This week marks 95 years since the passage of the 19th Amendment, which gave women the right to vote, and 44 years since Congress designated its anniversary Women's Equality Day. This gives us the opportunity to consider how far we've come, how far we have to go, and envision what the world would look like if women attained full equality. I will leave a discussion of political equality to my colleagues working tirelessly in that mission, and focus on the economy.
Women make up almost half of all workers in America and working mothers are the primary breadwinners in 40 percent of the nation's families, so economic equality would make an immense difference for families and the economy as a whole.
Just how immense? The Institute for Women's Policy Research finds that if working women were paid the same as men of the same age with similar education and hours of work then the US economy would have produced additional income of $447.6 billion in 2014. The average incomes of families with a working woman would increase by $7,078 annually and poverty rates would fall dramatically. Equal pay for working women of color, who face a far larger pay gap than white women, would boost the average incomes of their families to a still greater extent.
To achieve this, lawmakers must enact policies to combat overt discrimination such as the Paycheck Fairness Act and the Pregnant Workers Fairness Act. But that's not enough. We must also uproot the structural factors that prevent women from pursuing and attaining the same career opportunities as men.
Since women are more likely to leave the workforce or scale back on employment to care for children, elderly parents, or other loved ones in need, paid leave is a critical reform to boost family incomes and enable women to remain attached to the workforce. The catch is that to fully benefit women without imposing a stigma that could backfire on women's wages and employment, leave policies must be crafted so that men have incentives to take advantage of them as well. In other words, an America where women are equal is one where men also have greater opportunity to cuddle their babies and be present for their aging parents--roles that growing numbers of millennial men say they crave but have difficulty achieving.

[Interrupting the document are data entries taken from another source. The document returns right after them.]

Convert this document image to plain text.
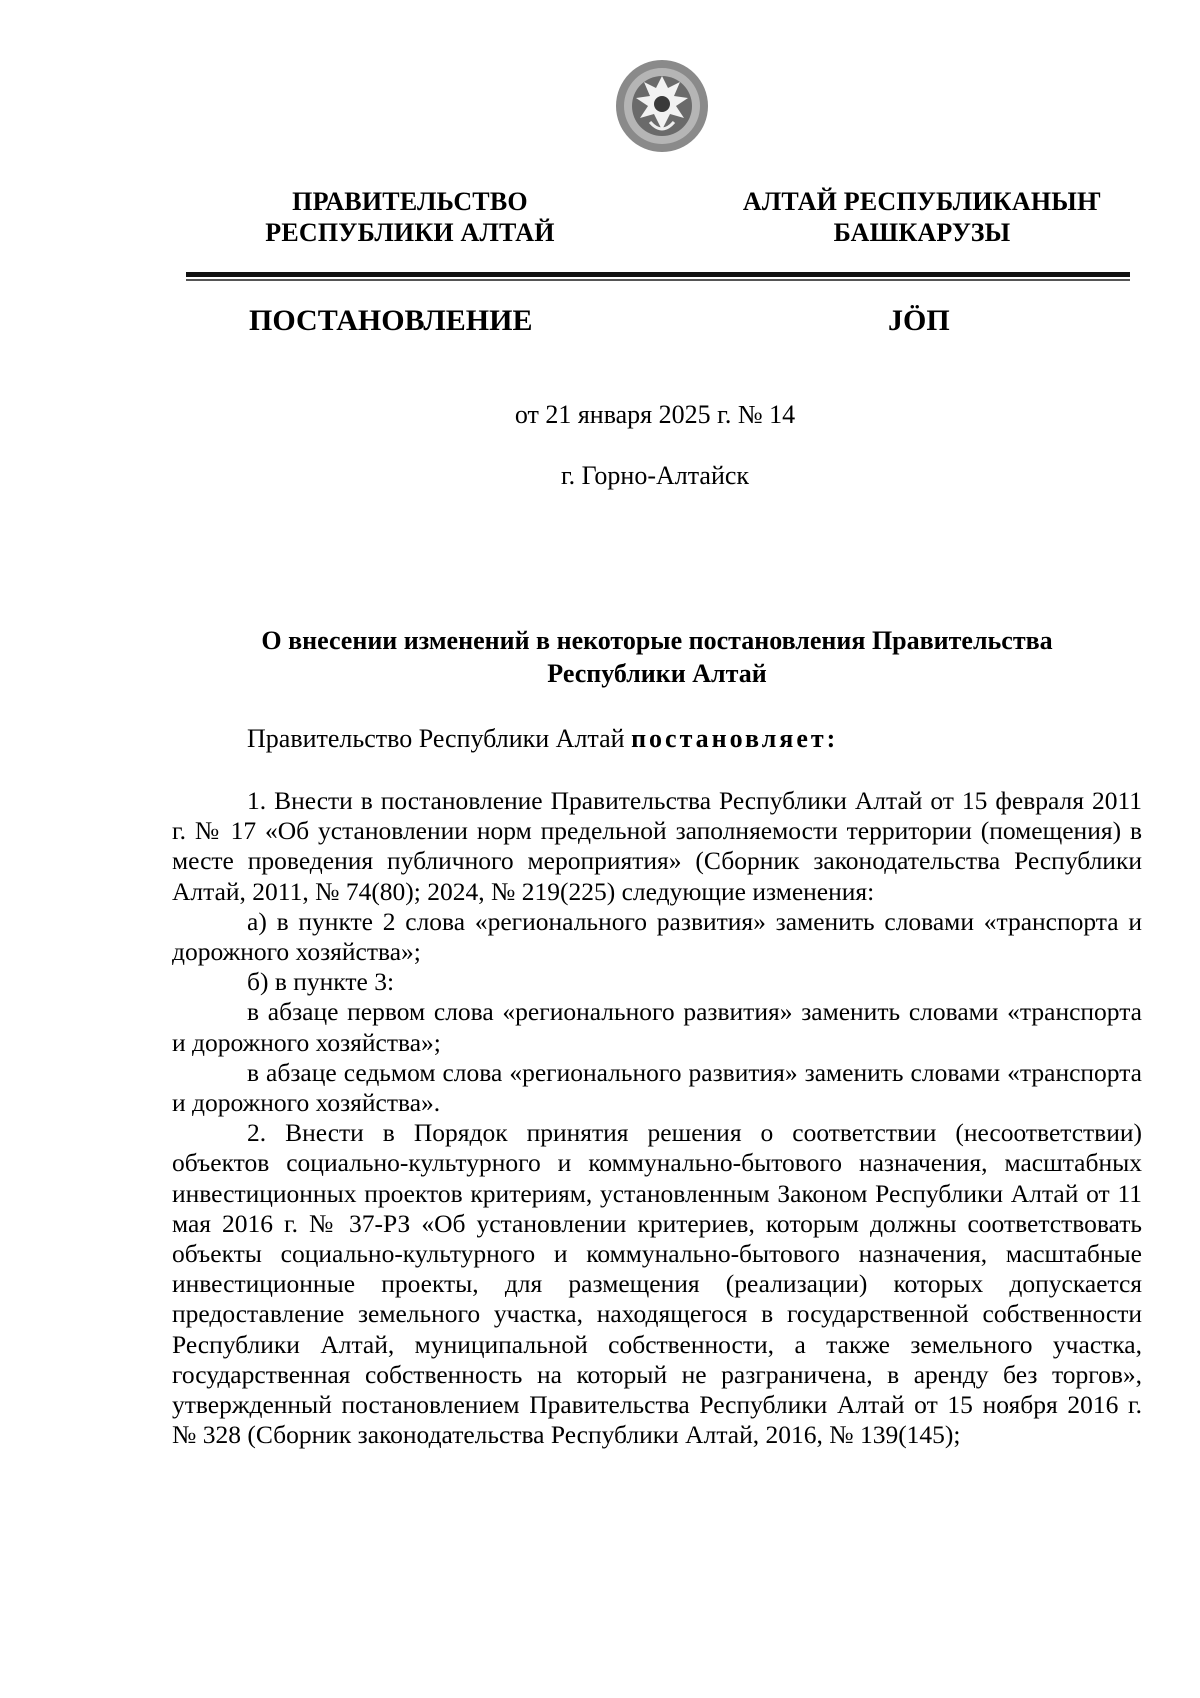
ПРАВИТЕЛЬСТВО
РЕСПУБЛИКИ АЛТАЙ
АЛТАЙ РЕСПУБЛИКАНЫҤ
БАШКАРУЗЫ
ПОСТАНОВЛЕНИЕ	JÖП
от 21 января 2025 г. № 14
г. Горно-Алтайск
О внесении изменений в некоторые постановления Правительства
Республики Алтай
Правительство Республики Алтай постановляет:

1. Внести в постановление Правительства Республики Алтай от 15 февраля 2011 г. № 17 «Об установлении норм предельной заполняемости территории (помещения) в месте проведения публичного мероприятия» (Сборник законодательства Республики Алтай, 2011, № 74(80); 2024, № 219(225) следующие изменения:

а) в пункте 2 слова «регионального развития» заменить словами «транспорта и дорожного хозяйства»;

б) в пункте 3:

в абзаце первом слова «регионального развития» заменить словами «транспорта и дорожного хозяйства»;

в абзаце седьмом слова «регионального развития» заменить словами «транспорта и дорожного хозяйства».

2. Внести в Порядок принятия решения о соответствии (несоответствии) объектов социально-культурного и коммунально-бытового назначения, масштабных инвестиционных проектов критериям, установленным Законом Республики Алтай от 11 мая 2016 г. № 37-РЗ «Об установлении критериев, которым должны соответствовать объекты социально-культурного и коммунально-бытового назначения, масштабные инвестиционные проекты, для размещения (реализации) которых допускается предоставление земельного участка, находящегося в государственной собственности Республики Алтай, муниципальной собственности, а также земельного участка, государственная собственность на который не разграничена, в аренду без торгов», утвержденный постановлением Правительства Республики Алтай от 15 ноября 2016 г. № 328 (Сборник законодательства Республики Алтай, 2016, № 139(145);
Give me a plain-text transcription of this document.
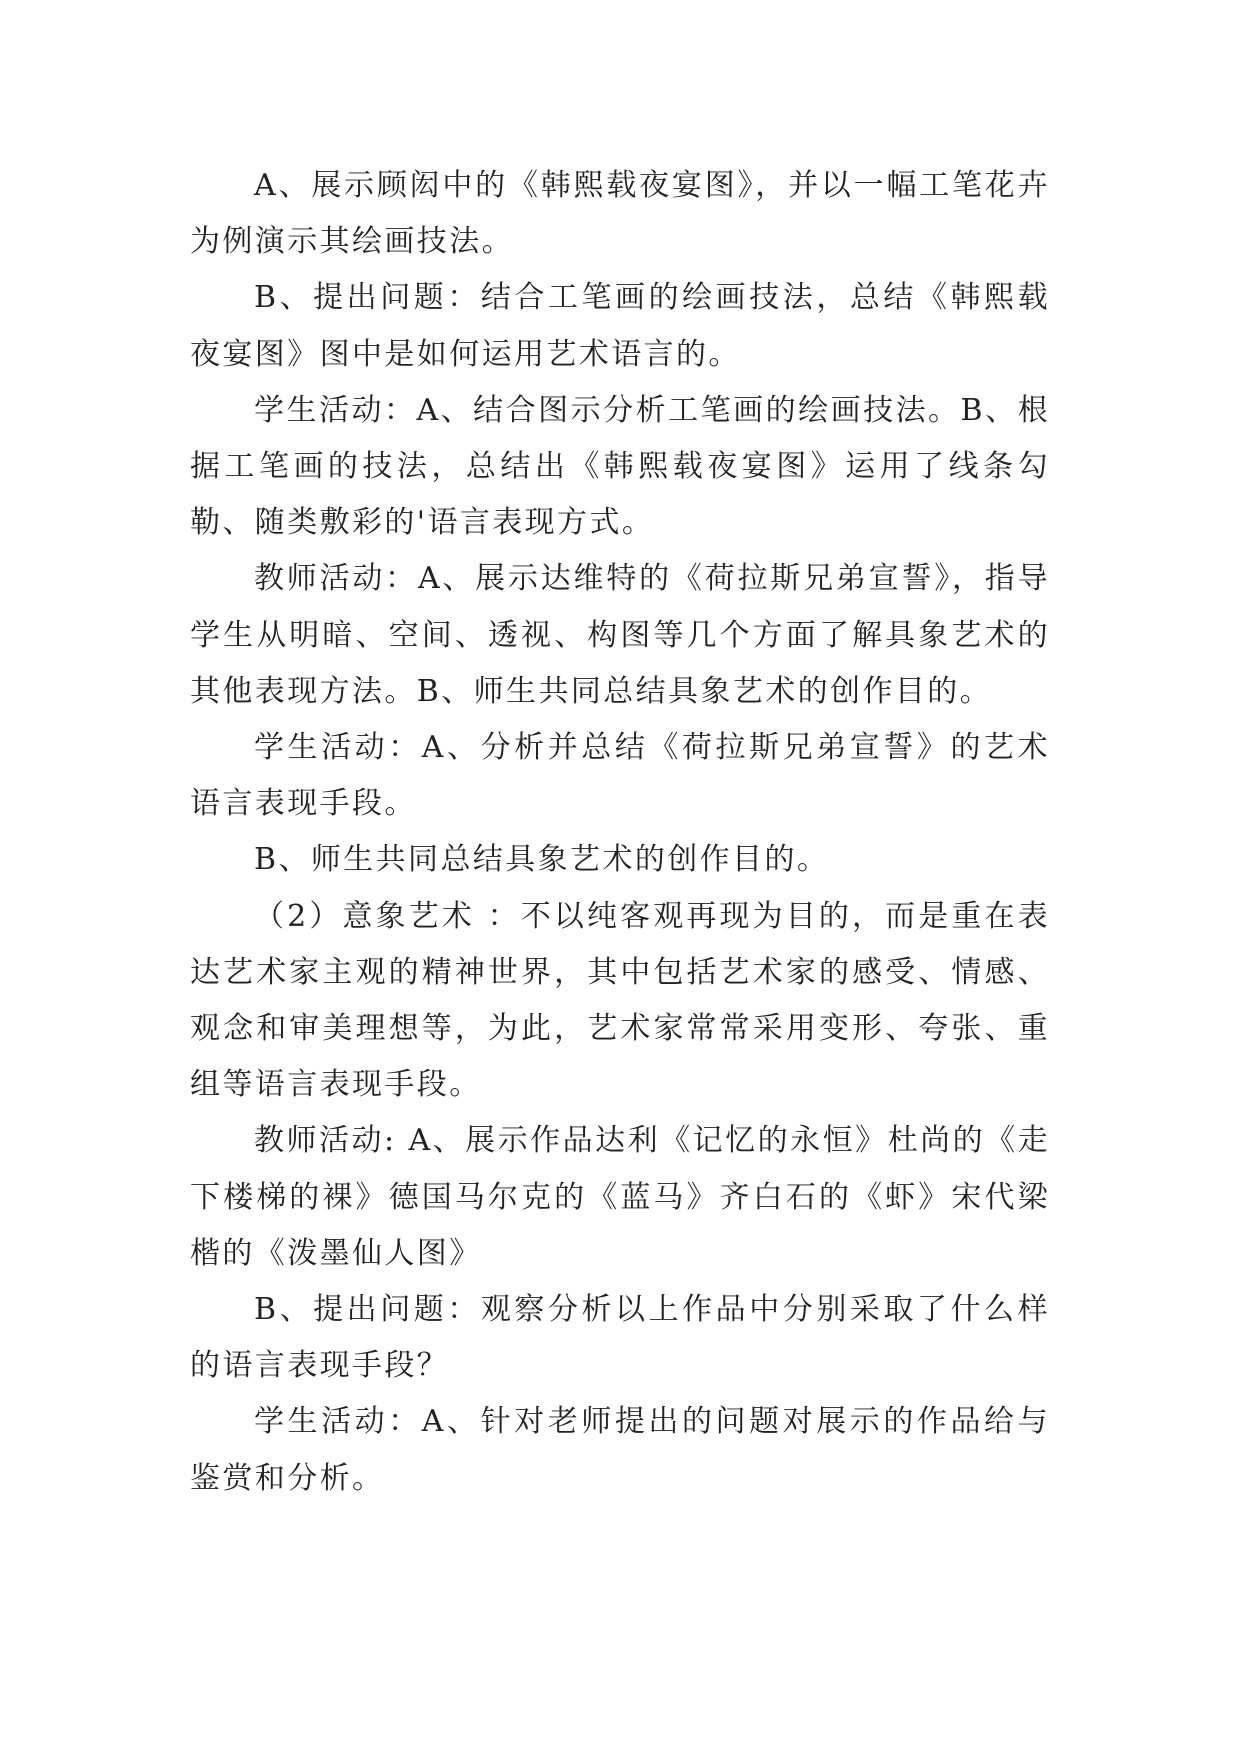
A、展示顾闳中的《韩熙载夜宴图》，并以一幅工笔花卉为例演示其绘画技法。

B、提出问题：结合工笔画的绘画技法，总结《韩熙载夜宴图》图中是如何运用艺术语言的。

学生活动：A、结合图示分析工笔画的绘画技法。B、根据工笔画的技法，总结出《韩熙载夜宴图》运用了线条勾勒、随类敷彩的'语言表现方式。

教师活动：A、展示达维特的《荷拉斯兄弟宣誓》，指导学生从明暗、空间、透视、构图等几个方面了解具象艺术的其他表现方法。B、师生共同总结具象艺术的创作目的。

学生活动：A、分析并总结《荷拉斯兄弟宣誓》的艺术语言表现手段。

B、师生共同总结具象艺术的创作目的。

（2）意象艺术 ：不以纯客观再现为目的，而是重在表达艺术家主观的精神世界，其中包括艺术家的感受、情感、观念和审美理想等，为此，艺术家常常采用变形、夸张、重组等语言表现手段。

教师活动: A、展示作品达利《记忆的永恒》杜尚的《走下楼梯的裸》德国马尔克的《蓝马》齐白石的《虾》宋代梁楷的《泼墨仙人图》

B、提出问题：观察分析以上作品中分别采取了什么样的语言表现手段？

学生活动：A、针对老师提出的问题对展示的作品给与鉴赏和分析。
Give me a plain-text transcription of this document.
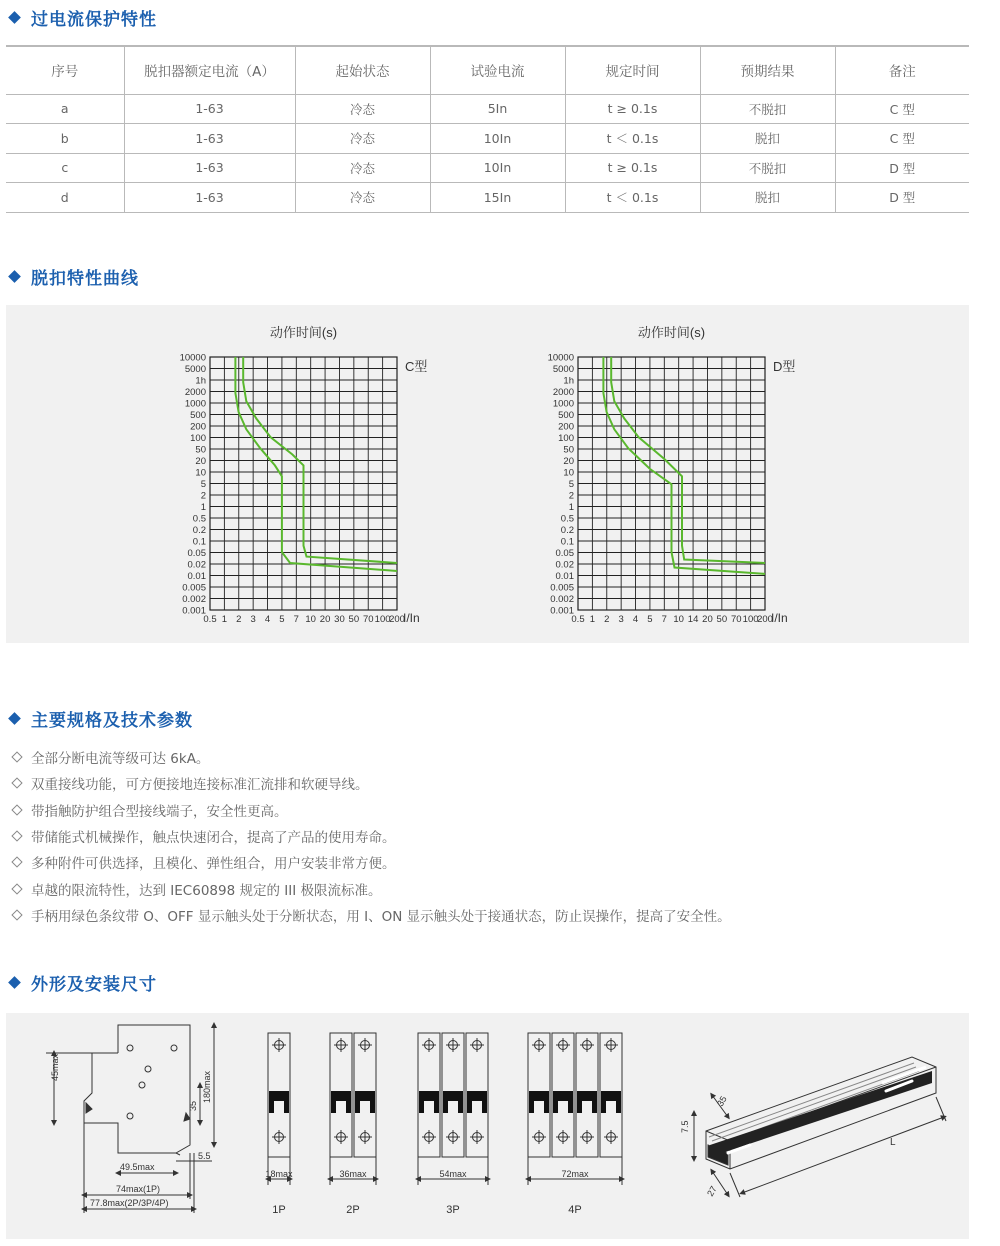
过电流保护特性
序号	脱扣器额定电流（A）	起始状态	试验电流	规定时间	预期结果	备注
a	1-63	冷态	5In	t ≥ 0.1s	不脱扣	C 型
b	1-63	冷态	10In	t ＜ 0.1s	脱扣	C 型
c	1-63	冷态	10In	t ≥ 0.1s	不脱扣	D 型
d	1-63	冷态	15In	t ＜ 0.1s	脱扣	D 型
脱扣特性曲线
动作时间(s)
C型
0.5 1 2 3 4 5 7 10 20 30 50 70 100
200
10000
5000
1h
2000
1000
500
200
100
50
20
10
5
2
1
0.5
0.2
0.1
0.05
0.02
0.01
0.005
0.002
0.001	I/In
动作时间(s)
D型
0.5 1 2 3 4 5 7 10 14 20 50 70 100
200
10000
5000
1h
2000
1000
500
200
100
50
20
10
5
2
1
0.5
0.2
0.1
0.05
0.02
0.01
0.005
0.002
0.001	I/In
主要规格及技术参数
全部分断电流等级可达 6kA。
双重接线功能，可方便接地连接标准汇流排和软硬导线。
带指触防护组合型接线端子，安全性更高。
带储能式机械操作，触点快速闭合，提高了产品的使用寿命。
多种附件可供选择，且模化、弹性组合，用户安装非常方便。
卓越的限流特性，达到 IEC60898 规定的 III 极限流标准。
手柄用绿色条纹带 O、OFF 显示触头处于分断状态，用 I、ON 显示触头处于接通状态，防止误操作，提高了安全性。
外形及安装尺寸
45max
35
180max
49.5max
5.5
74max(1P)
77.8max(2P/3P/4P)
18max
1P
36max
2P
54max
3P
72max
4P
7.5
35
27
L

At the same time, while it is entirely legitimate (and quite important) to ask why there aren't more female executives at the nation's largest companies and partners at top law firms, women's equality also demands that we work for a world where the jobs that employ a majority of women are no longer so poorly paid.
It is unacceptable that early childhood teachers--increasingly recognized as critical to children's development--still earn wages too low to live on, and see little or no increase in wages when they have greater educational attainment. Similarly, it's intolerable that minimum wage and overtime pay standards that apply to other employees still have not been extended to home care workers, a workforce overwhelmingly made up of women of color. Strategies that target poor conditions in these and other disproportionately female occupations are needed, as are those that increase women's opportunities in higher-paid, male-dominated jobs.
In the meantime, policies that lift up working people in general--from raising the minimum wage and the tipped minimum wage to improving overtime pay and expanding the ability to join unions--wind up providing substantial benefits to working women and are a key part of achieving equality.
In his 2014 State of the Union address, President Obama declared: "when women succeed, America succeeds." Achieving genuine equality would lift up the entire nation.